When a facility is operating and stabilized, the income approach to value is usually the best measure of the business and the real estate. We use this approach in a few ways when the business and real estate are separated in a sale. For more on what income approach means, click HERE. But to separate the business value from the real estate value, requires three steps.
Step 1. We figure out the value of both the business and the real estate combined, using that income approach. That’s a simple matter of dividing the net operating income by an appropriate capitalization rate.

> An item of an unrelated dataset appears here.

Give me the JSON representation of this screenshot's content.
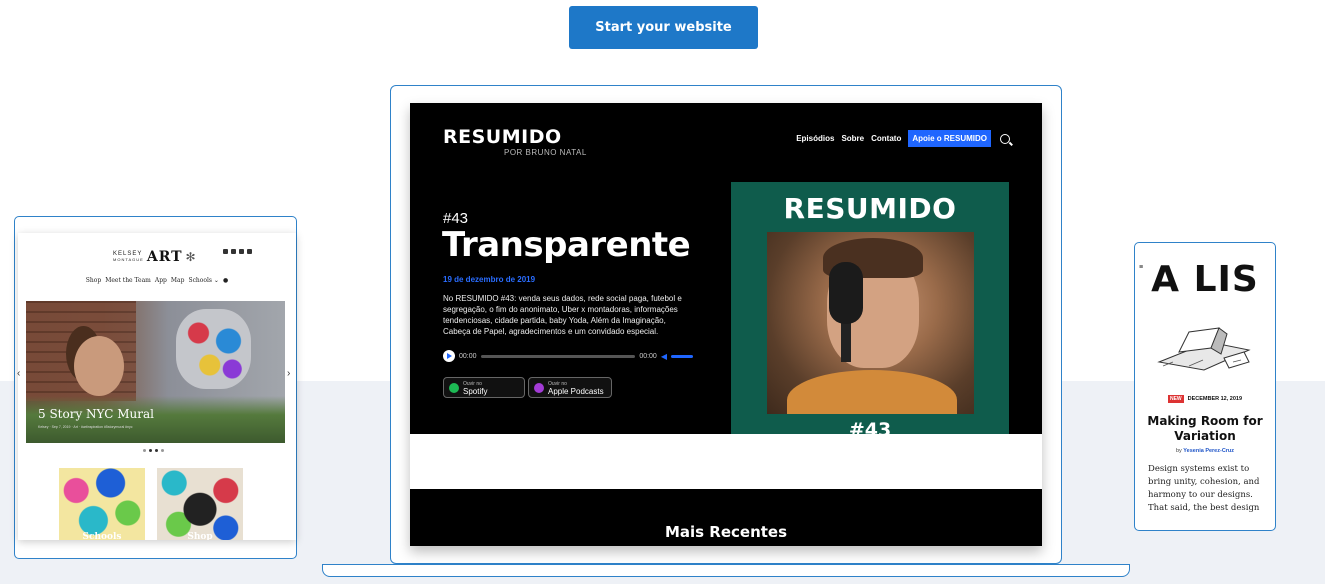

Step 2. We allocate the net operating income (NOI) between the real estate and the business. This can be a really subjective step, since it depends on who’s doing the analysis and what result they prefer. For example, if you set the lease expense higher, there is less NOI left for business income and, therefore, less business value. On the other hand, if you lower the lease expense and increase the business share of NOI, then you’ll have less real estate value but more business value.
By the way, since real estate NOI is generally valued higher than business income, a seller may achieve a better result by keeping the lease expense higher when selling the business separate from the real estate. But don’t make the rent so much that the business owner goes broke trying to pay the rent. That means that the division of the NOI is a balancing act that takes some serious thought.
Step 3. The business value–or the real estate value, depending on how your analyst divided the NOI–is subtracted from the total value calculated in the first step. The result will then tell you the other value.
So what’s the best way to go? It depends. The fact is that the three step formula above doesn’t always produce the best result. In the case of selling the business separate from the real estate, 1 + 2 doesn’t necessarily = 3. For many assisted living facilities, we generally see businesses sell for three to four times the net income after the lease expense. Net leased real estate typically sells for about ten times the net operating income from the net lease.
Sometimes assisted living facilities are sold in two pieces: the business and the real estate. When that happens, make sure that you take time to do the math and find the best result.